Relación entre anticuerpos contra Chlamydia y enfermedad inflamatoria pelviana

 

 

De acuerdo a numerosos estudios seroepidemiológicos, la esterilidad tubaria y el embarazo ectópico pueden estar relacionados con una previa enfermedad inflamatoria pelviana (EIP) por Chlamydia trachomatis. A ese respecto, se ha detectado un elevado título de anticuerpos séricos contra una proteína de C. trachomatis, la Chsp60, en casos con secuelas por EIP. Pero no resultaba claro si la presencia de Chsp60 estaba causalmente relacionada con el daño tisular suscitado por la respuesta inmunitaria a la infección, o si los anticuerpos que suscitaba eran meros marcadores de una infección persistente por clamidia.

Para probar la relación entre la respuesta de anticuerpos contra el antígeno Chsp60 y EIP, Peeling, et al. compararon prospectivamente el riesgo de EIP por clamidia en el curso de infecciones incidentales en mujeres cuyos títulos de anticuerpos contra Chsp60 eran conocidos. Con ese fin, 280 trabajadoras sexuales en Nairobi, Kenya, fueron evaluadas según diagnóstico clínico de EIP y pesquisa de infecciones por C. trachomatis y Neisseria gonorrhoeae, durante un período que abarcó 33 meses. Al comienzo del estudio, las mujeres fueron estudiadas por inmunofluorescencia indirecta (IFI) para detectar anticuerpos contra C. tracomatis y por inmunoensayo enzimático (ELISA) para detectar anticuerpos contra Chsp60. Posteriormente, en ocasión de los controles programados cada 2 a 4 semanas, se efectuaban exámenes de laboratorio para detectar infecciones por clamidia y gonococo y se diagnosticaba EIP ante la queja de dolor abdominal y de sensibilidad aumentada a la palpación de útero y anexos.

Según los datos obtenidos al final del estudio, la presencia de anticuerpos contra Chsp60 anticipa un mayor riesgo (doble a triple) de EIP por C. trachomatis. Las mujeres con anterior respuesta de anticuerpos contra Chsp60 presentaron un riesgo significativamente mayor de desarrollar EIP clínica durante una nueva infección por clamidia que las mujeres sin esos anticuerpos. El mayor riesgo representado por la detección de anticuerpos contra Chsp60 no se debería a una previa respuesta inmunitaria a una infección por C. trachomatis, ya que 79 y 85% de las mujeres con y sin esos anticuerpos, respectivamente, mostraban signos de infección previa detectada por IFI. En general, esa prueba mide anticuerpos contra los principales determinantes antigénicos de membrana de C. trachomatis, y no anticuerpos contra proteínas intracitoplasmáticas como la Chsp60. Llama la atención que el riesgo aumentado asociado con la presencia de anticuerpos contra Chsp60 se observara solo en mujeres con bajos títulos de anticuerpos detectables por IFI. Si la proteína Chsp60 es realmente un factor causal en la inmunopatogenia de la EIP, podrían contemplarse tres hipótesis: 1) que sus anticuerpos forman parte de una intensa respuesta inmunitaria de tipo humoral, pero no de tipo celular; 2) que los inmunocomplejos integrados por esos anticuerpos pueden causar inflamación; o 3) que dichos anticuerpos son marcadores de una respuesta autoinmunitaria.

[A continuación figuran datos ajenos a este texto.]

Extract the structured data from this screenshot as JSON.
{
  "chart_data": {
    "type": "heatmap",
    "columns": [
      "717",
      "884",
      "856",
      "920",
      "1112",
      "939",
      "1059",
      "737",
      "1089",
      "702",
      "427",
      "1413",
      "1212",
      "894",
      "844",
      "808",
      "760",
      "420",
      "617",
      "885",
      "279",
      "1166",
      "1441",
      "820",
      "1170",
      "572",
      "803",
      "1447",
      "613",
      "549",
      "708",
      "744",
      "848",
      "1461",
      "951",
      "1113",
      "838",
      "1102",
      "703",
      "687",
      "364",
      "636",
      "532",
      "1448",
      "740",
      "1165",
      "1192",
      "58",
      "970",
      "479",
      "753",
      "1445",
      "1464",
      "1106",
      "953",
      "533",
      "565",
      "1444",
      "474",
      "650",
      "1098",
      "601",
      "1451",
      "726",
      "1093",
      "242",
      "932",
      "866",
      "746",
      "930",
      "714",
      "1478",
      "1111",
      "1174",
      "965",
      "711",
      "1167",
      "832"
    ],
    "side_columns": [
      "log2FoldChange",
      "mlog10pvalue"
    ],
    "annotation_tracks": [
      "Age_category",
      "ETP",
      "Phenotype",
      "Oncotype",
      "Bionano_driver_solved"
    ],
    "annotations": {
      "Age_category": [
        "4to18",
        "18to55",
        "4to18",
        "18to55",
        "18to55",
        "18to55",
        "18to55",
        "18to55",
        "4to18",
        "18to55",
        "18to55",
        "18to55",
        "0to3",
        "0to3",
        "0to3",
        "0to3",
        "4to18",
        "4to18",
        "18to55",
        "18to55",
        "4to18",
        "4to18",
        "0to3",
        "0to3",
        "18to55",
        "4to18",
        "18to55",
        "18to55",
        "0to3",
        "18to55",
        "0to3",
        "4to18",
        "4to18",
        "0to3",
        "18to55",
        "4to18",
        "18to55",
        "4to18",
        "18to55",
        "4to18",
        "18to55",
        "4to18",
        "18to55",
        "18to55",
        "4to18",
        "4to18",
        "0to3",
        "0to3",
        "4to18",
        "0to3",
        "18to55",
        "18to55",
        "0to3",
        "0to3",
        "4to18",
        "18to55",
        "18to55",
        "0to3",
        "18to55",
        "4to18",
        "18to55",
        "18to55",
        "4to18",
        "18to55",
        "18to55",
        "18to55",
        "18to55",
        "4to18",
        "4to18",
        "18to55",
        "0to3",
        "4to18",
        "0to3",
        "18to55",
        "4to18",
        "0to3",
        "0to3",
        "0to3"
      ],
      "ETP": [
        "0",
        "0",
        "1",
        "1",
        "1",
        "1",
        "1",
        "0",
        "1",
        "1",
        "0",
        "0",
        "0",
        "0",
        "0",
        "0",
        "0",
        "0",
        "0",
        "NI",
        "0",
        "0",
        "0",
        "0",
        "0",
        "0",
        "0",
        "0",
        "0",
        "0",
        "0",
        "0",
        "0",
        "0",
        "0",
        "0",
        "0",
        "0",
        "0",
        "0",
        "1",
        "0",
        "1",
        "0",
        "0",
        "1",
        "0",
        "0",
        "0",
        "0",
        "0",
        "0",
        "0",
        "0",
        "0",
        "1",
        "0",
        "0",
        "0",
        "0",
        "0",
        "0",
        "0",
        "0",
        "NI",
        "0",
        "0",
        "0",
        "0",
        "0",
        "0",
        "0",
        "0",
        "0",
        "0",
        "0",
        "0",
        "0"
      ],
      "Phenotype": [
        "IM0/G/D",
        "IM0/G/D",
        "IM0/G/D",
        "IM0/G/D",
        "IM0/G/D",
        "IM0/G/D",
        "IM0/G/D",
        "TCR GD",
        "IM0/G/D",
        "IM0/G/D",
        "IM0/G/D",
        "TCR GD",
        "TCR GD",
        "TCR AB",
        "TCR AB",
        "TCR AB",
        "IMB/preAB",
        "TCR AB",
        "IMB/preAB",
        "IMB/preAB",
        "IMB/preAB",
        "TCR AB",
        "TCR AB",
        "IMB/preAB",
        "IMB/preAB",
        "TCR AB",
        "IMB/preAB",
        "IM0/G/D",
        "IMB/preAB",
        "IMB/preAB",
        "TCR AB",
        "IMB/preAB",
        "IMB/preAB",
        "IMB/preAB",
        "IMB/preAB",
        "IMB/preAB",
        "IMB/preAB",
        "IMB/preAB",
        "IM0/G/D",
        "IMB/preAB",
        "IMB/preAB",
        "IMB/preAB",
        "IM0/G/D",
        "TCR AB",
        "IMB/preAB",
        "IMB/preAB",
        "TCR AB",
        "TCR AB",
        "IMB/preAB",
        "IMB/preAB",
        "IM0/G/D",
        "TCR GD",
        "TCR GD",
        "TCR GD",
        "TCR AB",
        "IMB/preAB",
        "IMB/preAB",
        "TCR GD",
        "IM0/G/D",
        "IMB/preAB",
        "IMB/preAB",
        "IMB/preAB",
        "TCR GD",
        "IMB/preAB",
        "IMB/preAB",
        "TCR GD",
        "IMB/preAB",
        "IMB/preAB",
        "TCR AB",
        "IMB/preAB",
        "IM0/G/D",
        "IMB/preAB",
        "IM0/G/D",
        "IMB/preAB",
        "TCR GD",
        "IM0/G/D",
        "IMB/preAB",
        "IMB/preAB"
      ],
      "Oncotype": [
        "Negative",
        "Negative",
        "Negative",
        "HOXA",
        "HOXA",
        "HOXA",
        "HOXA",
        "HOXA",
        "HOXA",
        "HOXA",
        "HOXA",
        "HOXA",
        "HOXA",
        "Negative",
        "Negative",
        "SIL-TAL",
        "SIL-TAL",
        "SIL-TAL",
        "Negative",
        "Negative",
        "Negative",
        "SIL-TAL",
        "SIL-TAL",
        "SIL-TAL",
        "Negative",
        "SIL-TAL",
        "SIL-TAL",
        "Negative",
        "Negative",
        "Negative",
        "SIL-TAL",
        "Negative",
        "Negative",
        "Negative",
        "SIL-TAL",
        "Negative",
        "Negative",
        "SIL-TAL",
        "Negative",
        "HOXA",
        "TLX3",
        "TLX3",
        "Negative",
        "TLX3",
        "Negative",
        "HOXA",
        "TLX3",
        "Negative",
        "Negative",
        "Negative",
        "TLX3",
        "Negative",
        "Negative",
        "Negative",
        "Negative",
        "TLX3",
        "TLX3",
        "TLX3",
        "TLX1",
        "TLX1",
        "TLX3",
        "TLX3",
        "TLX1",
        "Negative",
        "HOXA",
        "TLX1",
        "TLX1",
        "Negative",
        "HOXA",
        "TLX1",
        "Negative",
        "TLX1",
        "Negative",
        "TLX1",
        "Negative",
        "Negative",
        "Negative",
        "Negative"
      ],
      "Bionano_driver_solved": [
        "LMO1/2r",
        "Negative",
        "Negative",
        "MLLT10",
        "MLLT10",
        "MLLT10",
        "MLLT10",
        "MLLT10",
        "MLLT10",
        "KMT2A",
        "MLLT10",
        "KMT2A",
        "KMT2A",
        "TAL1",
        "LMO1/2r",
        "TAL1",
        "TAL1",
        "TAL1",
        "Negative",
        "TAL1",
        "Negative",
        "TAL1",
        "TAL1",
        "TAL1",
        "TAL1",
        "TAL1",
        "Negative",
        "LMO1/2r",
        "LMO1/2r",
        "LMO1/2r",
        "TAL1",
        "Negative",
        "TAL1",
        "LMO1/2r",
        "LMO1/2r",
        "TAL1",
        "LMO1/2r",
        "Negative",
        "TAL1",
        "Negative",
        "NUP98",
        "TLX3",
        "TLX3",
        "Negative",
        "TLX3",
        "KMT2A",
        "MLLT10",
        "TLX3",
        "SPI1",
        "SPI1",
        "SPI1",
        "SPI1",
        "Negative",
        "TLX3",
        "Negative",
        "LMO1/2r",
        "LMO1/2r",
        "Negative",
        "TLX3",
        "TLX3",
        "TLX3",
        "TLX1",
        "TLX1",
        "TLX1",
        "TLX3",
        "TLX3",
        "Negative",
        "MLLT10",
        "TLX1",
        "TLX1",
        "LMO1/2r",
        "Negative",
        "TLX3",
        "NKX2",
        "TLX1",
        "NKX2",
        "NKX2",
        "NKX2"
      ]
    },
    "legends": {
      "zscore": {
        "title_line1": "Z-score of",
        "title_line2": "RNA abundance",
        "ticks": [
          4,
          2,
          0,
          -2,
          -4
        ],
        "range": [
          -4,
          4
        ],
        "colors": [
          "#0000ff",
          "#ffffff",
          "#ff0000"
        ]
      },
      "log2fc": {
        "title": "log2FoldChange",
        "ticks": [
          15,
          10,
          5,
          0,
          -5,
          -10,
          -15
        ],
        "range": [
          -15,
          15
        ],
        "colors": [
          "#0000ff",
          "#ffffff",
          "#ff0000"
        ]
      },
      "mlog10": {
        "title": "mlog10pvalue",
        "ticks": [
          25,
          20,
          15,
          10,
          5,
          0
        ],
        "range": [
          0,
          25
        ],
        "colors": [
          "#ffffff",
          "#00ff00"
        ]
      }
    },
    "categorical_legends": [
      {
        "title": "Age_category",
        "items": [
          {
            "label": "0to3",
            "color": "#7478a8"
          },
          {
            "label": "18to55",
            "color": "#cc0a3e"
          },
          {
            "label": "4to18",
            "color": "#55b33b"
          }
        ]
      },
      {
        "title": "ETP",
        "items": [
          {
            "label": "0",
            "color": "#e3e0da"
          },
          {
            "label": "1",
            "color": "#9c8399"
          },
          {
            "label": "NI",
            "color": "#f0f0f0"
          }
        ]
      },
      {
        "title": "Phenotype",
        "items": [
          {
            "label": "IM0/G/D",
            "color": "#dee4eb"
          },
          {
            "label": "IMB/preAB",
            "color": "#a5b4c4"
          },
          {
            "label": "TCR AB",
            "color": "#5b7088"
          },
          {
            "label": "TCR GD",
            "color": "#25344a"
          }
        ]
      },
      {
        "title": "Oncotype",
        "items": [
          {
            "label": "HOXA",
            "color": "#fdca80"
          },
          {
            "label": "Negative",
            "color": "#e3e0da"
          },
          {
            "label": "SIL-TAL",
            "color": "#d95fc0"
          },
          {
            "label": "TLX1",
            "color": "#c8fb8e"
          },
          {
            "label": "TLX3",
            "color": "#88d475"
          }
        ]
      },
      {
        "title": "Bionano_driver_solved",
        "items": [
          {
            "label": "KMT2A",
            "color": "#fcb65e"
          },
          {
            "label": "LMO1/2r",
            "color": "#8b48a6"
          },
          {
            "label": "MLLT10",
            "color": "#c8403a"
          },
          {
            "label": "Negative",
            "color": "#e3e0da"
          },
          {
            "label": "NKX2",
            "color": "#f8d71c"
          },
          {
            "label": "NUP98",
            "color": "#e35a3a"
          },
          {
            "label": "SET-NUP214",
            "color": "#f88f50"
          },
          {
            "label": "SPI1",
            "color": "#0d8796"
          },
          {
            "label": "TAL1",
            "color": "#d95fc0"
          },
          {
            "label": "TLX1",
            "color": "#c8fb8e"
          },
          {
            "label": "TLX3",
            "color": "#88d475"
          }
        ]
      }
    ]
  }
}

Existe una gran variabilidad en las respuestas individuales al antígeno Chsp60, y ello sugiere que en el ser humano las respuestas de anticuerpos humorales contra Chsp60 podrían estar genéticamente determinadas, como ocurre en el ratón. Si llegaran a individualizarse esos marcadores genéticos, concluyen Peeling, et al., sería de interés establecer su correlación con la evolución adversa de una infección por clamidia, ya que ello permitiría aclarar el mecanismo mediante el cual la correspondiente respuesta inmunitaria llega a causar daño tisular. (Peeling RW, Kimani J, Plummer F, Maclean I, Cheang M, Bwayo J, et al. Antibody to chlamydial hsp60 predicts an increased risk for chlamydial pelvic inflammatory disease. J Infect Dis 1997;175;1153-1158).